Neutering or desexing is a surgical procedure to stop pets from reproducing. Other than population control, there are a lot of advantages to doing it. Neutering can be done for both males and females, cats and dogs.
- Decreases chance of developing mammary cancer for both female cats and dogs
- Prevents life-threatening pyometra (womb infection) for female dogs
- Lessens risk of contracting Feline Aids virus for cats
- Prevents enlargement of prostate (benign prostatic hyperplasia) in dogs
- Removes the risk of prostate infection (prostatitis) in cats and dogs.
- Prevents cancer of the testicles in male cats and dogs
- Prevents some anal tumours
- Neutered pets live longer
- Neutered pets are less likely to roam, which reduces the risk of vehicular accidents and getting lost
- They are less aggressive towards others
- They become less likely to leave urine marks.
Other than that, there are is no scientific evidence of major changes in behaviour specifically relating to their ability to be good guard dogs.
One of the bigger decisions you need to make as a pet owner is when to get the surgery done.

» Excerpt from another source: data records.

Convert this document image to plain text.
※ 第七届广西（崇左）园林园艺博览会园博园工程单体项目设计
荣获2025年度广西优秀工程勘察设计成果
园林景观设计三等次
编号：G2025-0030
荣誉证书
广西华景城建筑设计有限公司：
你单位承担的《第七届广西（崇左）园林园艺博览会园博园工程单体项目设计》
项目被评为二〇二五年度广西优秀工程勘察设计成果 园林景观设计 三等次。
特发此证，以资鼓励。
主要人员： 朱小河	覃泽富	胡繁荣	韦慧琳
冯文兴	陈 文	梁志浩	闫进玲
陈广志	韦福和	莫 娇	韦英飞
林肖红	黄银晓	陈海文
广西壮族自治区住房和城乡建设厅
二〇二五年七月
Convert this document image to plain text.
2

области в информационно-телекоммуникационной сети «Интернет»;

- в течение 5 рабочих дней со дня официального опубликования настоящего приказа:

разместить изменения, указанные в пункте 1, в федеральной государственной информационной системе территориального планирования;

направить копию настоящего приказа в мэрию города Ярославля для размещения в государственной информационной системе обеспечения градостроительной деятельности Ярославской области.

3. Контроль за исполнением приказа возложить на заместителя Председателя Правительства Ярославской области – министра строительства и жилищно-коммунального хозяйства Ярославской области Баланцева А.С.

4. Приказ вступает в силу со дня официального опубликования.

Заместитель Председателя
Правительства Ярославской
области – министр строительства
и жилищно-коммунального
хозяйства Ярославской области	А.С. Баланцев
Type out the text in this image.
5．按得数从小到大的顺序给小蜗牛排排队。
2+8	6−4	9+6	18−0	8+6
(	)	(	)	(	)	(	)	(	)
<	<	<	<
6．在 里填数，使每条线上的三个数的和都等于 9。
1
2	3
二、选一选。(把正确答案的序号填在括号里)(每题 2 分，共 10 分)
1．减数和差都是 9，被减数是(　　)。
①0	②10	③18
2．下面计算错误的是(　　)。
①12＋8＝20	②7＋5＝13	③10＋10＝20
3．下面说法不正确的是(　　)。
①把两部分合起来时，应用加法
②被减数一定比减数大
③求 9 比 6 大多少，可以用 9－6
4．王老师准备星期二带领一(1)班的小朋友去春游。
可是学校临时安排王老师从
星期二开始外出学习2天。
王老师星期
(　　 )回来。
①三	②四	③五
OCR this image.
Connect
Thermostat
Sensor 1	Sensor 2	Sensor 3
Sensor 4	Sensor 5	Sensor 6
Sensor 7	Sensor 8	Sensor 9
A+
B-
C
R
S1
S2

Pre-pubertal desexing is often recommended for both cats and dogs. It is ideal to have the female cats spayed before her first heat cycle (around 5 to 6 months). For males, it can be done as soon as the testicles descend into the scrotum.
For dogs, the appropriate age for neutering may depend on other factors such as body size, breed and genetic pre-disposition. For breeds like Rottweilers, Labradors, Golden Retreivers, delaying desexing until after puberty may have some benefits. This should be discussed with the vet as early as possible.
The Neutering Process
In females, spaying is usually done via ovariohysterectomy – which is the removal of both the ovaries and the uterus. For males, castration means removing the testicles.
An assessment needs to be done by a veterinarian before the neutering procedure. This involves physically examining your pet to ensure that they are adequately healthy for the surgery. Pre-anaesthetic tests that require taking blood samples is necessary to determine if your pet can safely undergo anaesthesia. Blood tests can also determine medical conditions such as infections, low blood cell count, liver disease, kidney disease or blood clotting issues that may affect your pet’s suitability for a neutering surgery.
It is highly recommended to let your pet fast prior to the surgery, ideally you should withhold feeding the night before the procedure. A small bowl of water is allowed. Anaesthesia will be administered prior to surgery to reduce pain during the operation.
You will also need to plan after-neutering care which may include giving your pet an anti-inflammatory medicine and pain killers to manage the pain post-operation.
For both cats and dogs, removing the reproductive organ will result in a change in hormone levels. It can reduce your pet’s activity level. It is important to adjust the amount and type of food they consume and to ensure that your pet has regular exercise to prevent weight gain once they have recovered from the surgery.